Poster Wed, Jul 8, 2026 • 10:30 AM – 12:15 PM KST Coex: HALL A

Can Agents Generalize to the Open World? Unveiling the Fragility of Static Training in Tool Use

Song-Lin Lv ⋅ Weiming Wu ⋅ Rui Zhu ⋅ Zijian Cheng ⋅ Lan-Zhe Guo

Abstract

While Large Language Model (LLM) agents demonstrate proficiency in static benchmarks, their deployment in real-world scenarios is hindered by the dynamic nature of user queries, tool sets, and interaction dynamics.
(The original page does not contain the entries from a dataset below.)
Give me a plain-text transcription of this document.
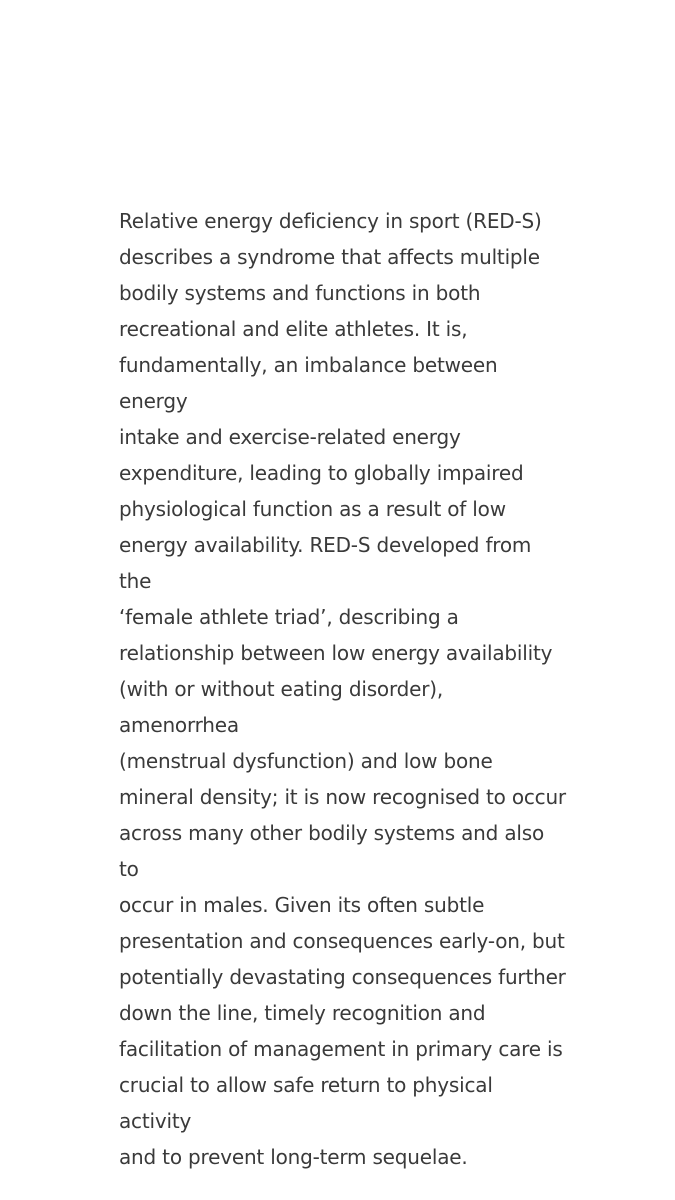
Relative energy deficiency in sport (RED-S)
describes a syndrome that affects multiple
bodily systems and functions in both
recreational and elite athletes. It is,
fundamentally, an imbalance between energy
intake and exercise-related energy
expenditure, leading to globally impaired
physiological function as a result of low
energy availability. RED-S developed from the
‘female athlete triad’, describing a
relationship between low energy availability
(with or without eating disorder), amenorrhea
(menstrual dysfunction) and low bone
mineral density; it is now recognised to occur
across many other bodily systems and also to
occur in males. Given its often subtle
presentation and consequences early-on, but
potentially devastating consequences further
down the line, timely recognition and
facilitation of management in primary care is
crucial to allow safe return to physical activity
and to prevent long-term sequelae.
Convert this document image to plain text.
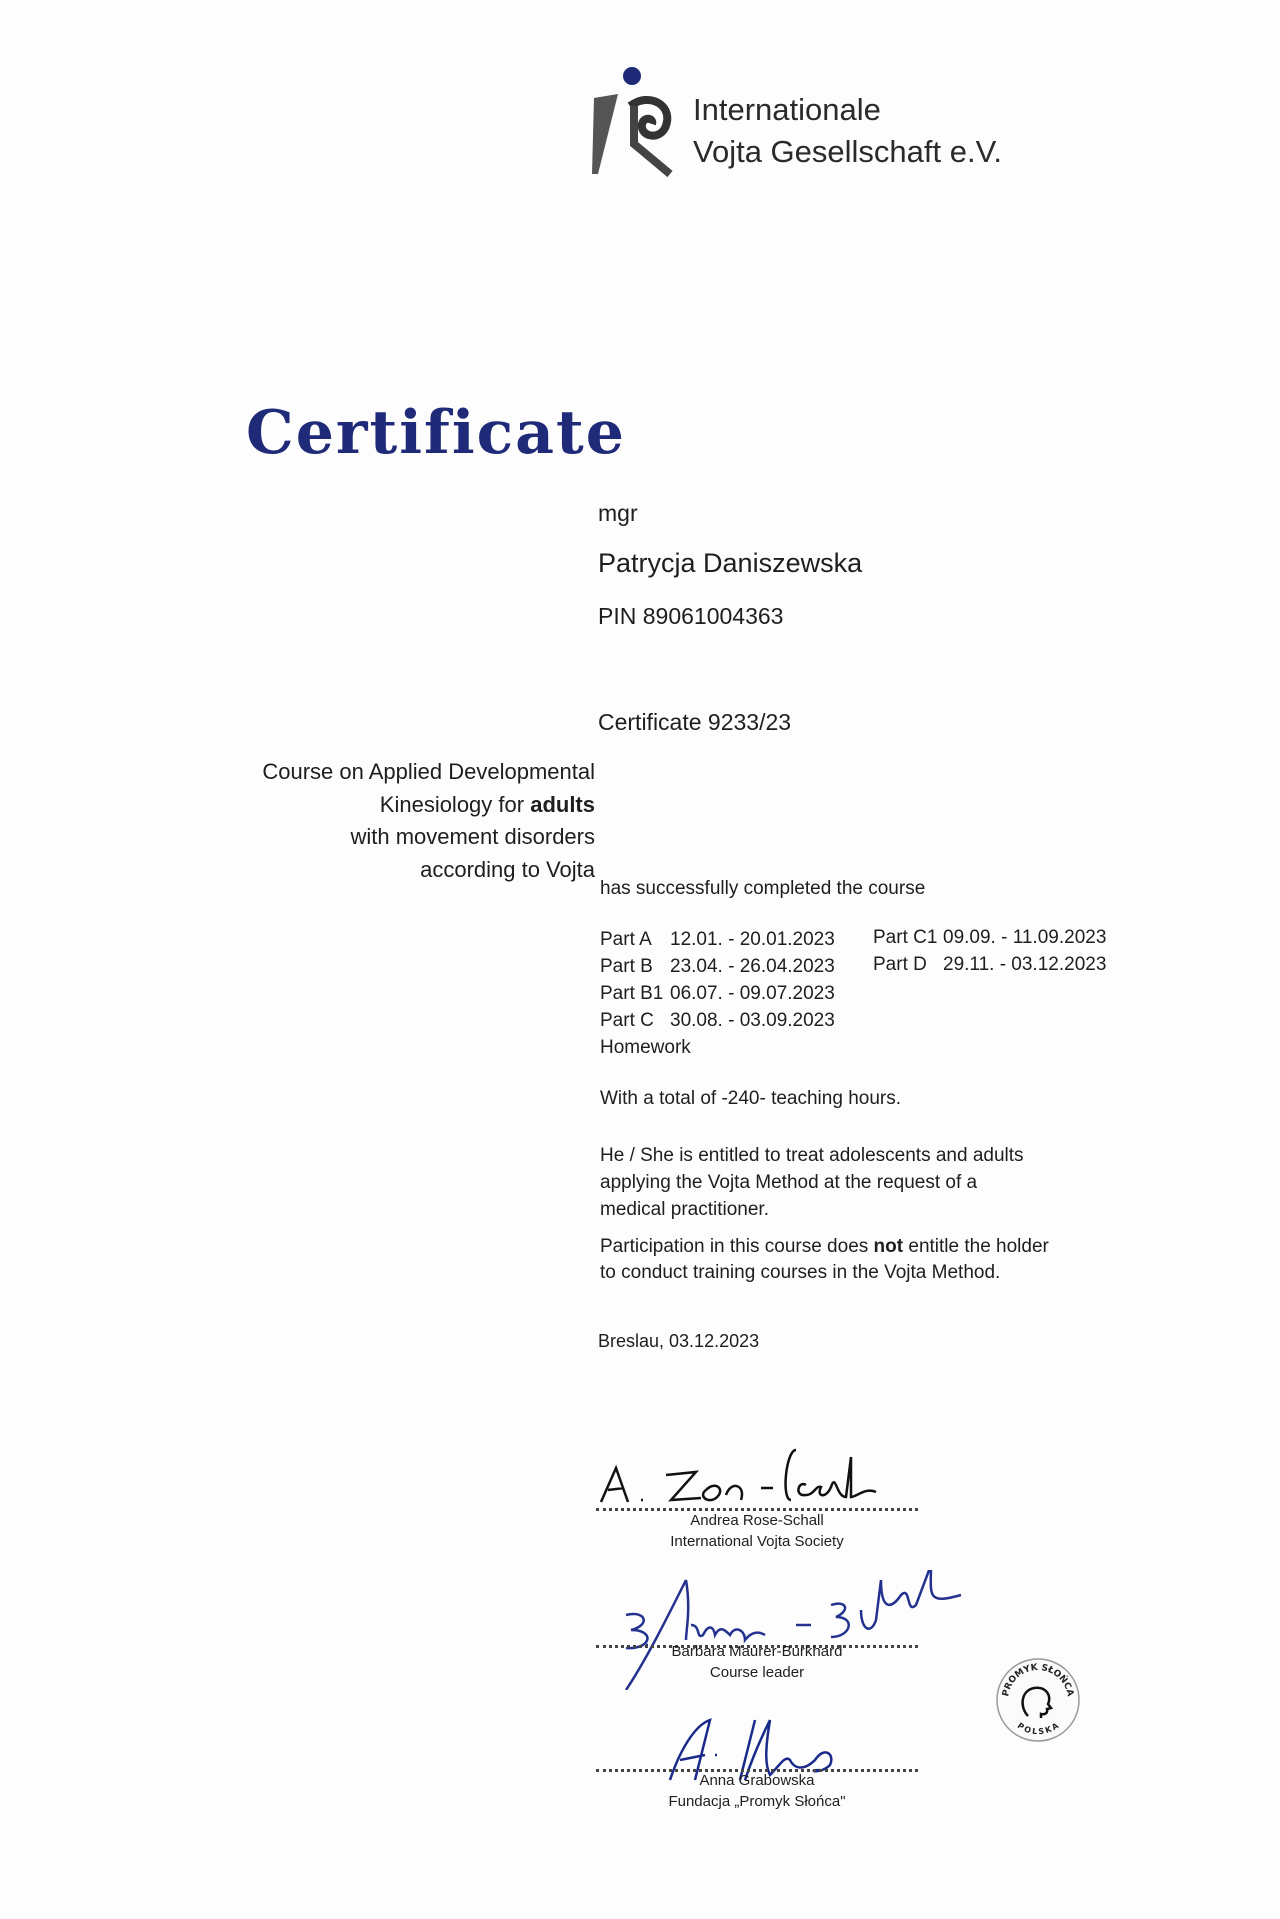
Internationale
Vojta Gesellschaft e.V.
Certificate
mgr
Patrycja Daniszewska
PIN 89061004363
Certificate 9233/23
Course on Applied Developmental
Kinesiology for adults
with movement disorders
according to Vojta
has successfully completed the course
Part A 12.01. - 20.01.2023
Part B 23.04. - 26.04.2023
Part B1 06.07. - 09.07.2023
Part C 30.08. - 03.09.2023
Homework
Part C1 09.09. - 11.09.2023
Part D 29.11. - 03.12.2023
With a total of -240- teaching hours.
He / She is entitled to treat adolescents and adults
applying the Vojta Method at the request of a
medical practitioner.
Participation in this course does not entitle the holder
to conduct training courses in the Vojta Method.
Breslau, 03.12.2023
Andrea Rose-Schall
International Vojta Society
Barbara Maurer-Burkhard
Course leader
Anna Grabowska
Fundacja „Promyk Słońca"
PROMYK SŁOŃCA
POLSKA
To address this generalization gap, we formalize OpenAgent (Tool-Use Agent in Open-World), a problem setting characterized by distributional shifts across query, action, observation, and domain dimensions. We construct a controlled sandbox environment where we define fine-grained environmental shifts across a four-tier hierarchy: Perception, Interaction, Reasoning, and Internalization. Our exhaustive analysis yields a series of key insights, demonstrating that agents trained via both Supervised Fine-Tuning and Reinforcement Learning suffer from varying degrees of performance degradation when confronting open environmental shifts. Building on these insights, we propose Perturbation-Augmented Fine-Tuning, a disturbance-based intervention strategy for SFT that lays the foundation for enhancing agent robustness and utility in realistic environments.